James “The Amazing” Randi is a world-renowned magician, skeptic and investigator of paranormal claims and is a central figure in the founding of the world-wide skeptical movement. Perhaps best known for the One Million Dollar Challenge, in which his educational foundation awards $1,000,000 to anyone who is able to show evidence of any paranormal, supernatural or occult power or event, under test conditions agreed to by both parties. Randi has appeared widely in the media, including on Johnny Carson’s Tonight Show at least 22 times and he is also a regular on Penn and Teller’s Showtime series, Bullshit! He has received numerous awards and recognitions, including the MacArthur Genius Grant, and the American Physical Society’s Forum Award for Promoting Public Understanding of the Relation of Physics to Society. He is the author of many books, including The Truth About Uri Geller, Flim-Flam! and The Faith Healers.

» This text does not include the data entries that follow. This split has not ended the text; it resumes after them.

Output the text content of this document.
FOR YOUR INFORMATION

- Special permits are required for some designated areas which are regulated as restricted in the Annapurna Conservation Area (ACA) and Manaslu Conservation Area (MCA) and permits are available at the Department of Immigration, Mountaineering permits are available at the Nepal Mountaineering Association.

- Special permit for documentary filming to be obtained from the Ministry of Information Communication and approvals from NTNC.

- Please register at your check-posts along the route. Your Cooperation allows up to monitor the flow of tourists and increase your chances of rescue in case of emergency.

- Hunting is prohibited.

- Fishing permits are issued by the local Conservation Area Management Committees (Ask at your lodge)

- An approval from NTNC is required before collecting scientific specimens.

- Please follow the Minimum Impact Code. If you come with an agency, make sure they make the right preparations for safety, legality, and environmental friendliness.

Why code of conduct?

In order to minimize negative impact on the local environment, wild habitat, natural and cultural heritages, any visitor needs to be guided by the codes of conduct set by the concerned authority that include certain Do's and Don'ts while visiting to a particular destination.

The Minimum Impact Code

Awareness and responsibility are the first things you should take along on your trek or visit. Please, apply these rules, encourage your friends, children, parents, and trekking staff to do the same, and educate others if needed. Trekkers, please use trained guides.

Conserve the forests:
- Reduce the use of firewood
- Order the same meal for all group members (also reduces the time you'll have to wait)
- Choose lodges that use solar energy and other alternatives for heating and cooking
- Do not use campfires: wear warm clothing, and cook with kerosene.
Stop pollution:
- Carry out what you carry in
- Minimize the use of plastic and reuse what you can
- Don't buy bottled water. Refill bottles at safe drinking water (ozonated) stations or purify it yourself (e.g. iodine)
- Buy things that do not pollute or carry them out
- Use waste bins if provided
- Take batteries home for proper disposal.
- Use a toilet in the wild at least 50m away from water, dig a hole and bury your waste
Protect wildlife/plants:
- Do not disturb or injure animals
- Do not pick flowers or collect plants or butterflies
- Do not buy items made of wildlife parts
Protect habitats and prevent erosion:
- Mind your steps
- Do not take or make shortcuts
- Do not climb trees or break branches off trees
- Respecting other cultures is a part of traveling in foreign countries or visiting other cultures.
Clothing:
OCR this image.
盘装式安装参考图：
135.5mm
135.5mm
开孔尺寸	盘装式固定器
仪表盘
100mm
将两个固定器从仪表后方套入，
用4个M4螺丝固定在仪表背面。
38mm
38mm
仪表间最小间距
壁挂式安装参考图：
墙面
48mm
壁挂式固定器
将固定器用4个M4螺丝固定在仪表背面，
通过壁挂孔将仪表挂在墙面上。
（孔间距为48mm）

In this interview with D.J. Grothe, James Randi talks about the future of The Amazing Meeting, his annual popular critical thinking convention in Las Vegas. He also discusses various faith healers he has investigated, and his real motivations in doing so. He talks about the first faith healer he exposed in Toronto as a teenager. He explores reasons why faith healers he has debunked still persist in their TV empires. He shares his views of Ernest Angley. He recounts his expose of Peter Popoff, including Popoff’s use of an earpiece to receive information about his congregants that they believed was revealed by the Holy Spirit. He explains why people believe in faith healers despite evidence to the contrary. Other faith healers he criticizes include Pat Robertson and his “Words of Knowledge,” V.A. Grant, Oral Roberts, and Filipino psychic surgeons, recounting some of their deceptive methods they use to beguile believers. He talks about the special place “psychic surgery” has in the Pentecostal Church. He compares faith healers’ methods to the methods of psychics and “cold readers” such as John Edward, and explores whether faith healers are deliberately deceptive or are merely self-deceptive. He also debates whether faith healing might actually work on occasion, due to psychological phenomena such as the placebo effect. And he talks about the role that magicians should play in exposing frauds in the public interest.
Also in this interview, James Underdown, scientific paranormal investigator and executive director of CFI’s Hollywood branch, recounts his experiences with Benny Hinn’s healing crusades, and talks about how Benny Hinn may or may not be like Adolph Hitler.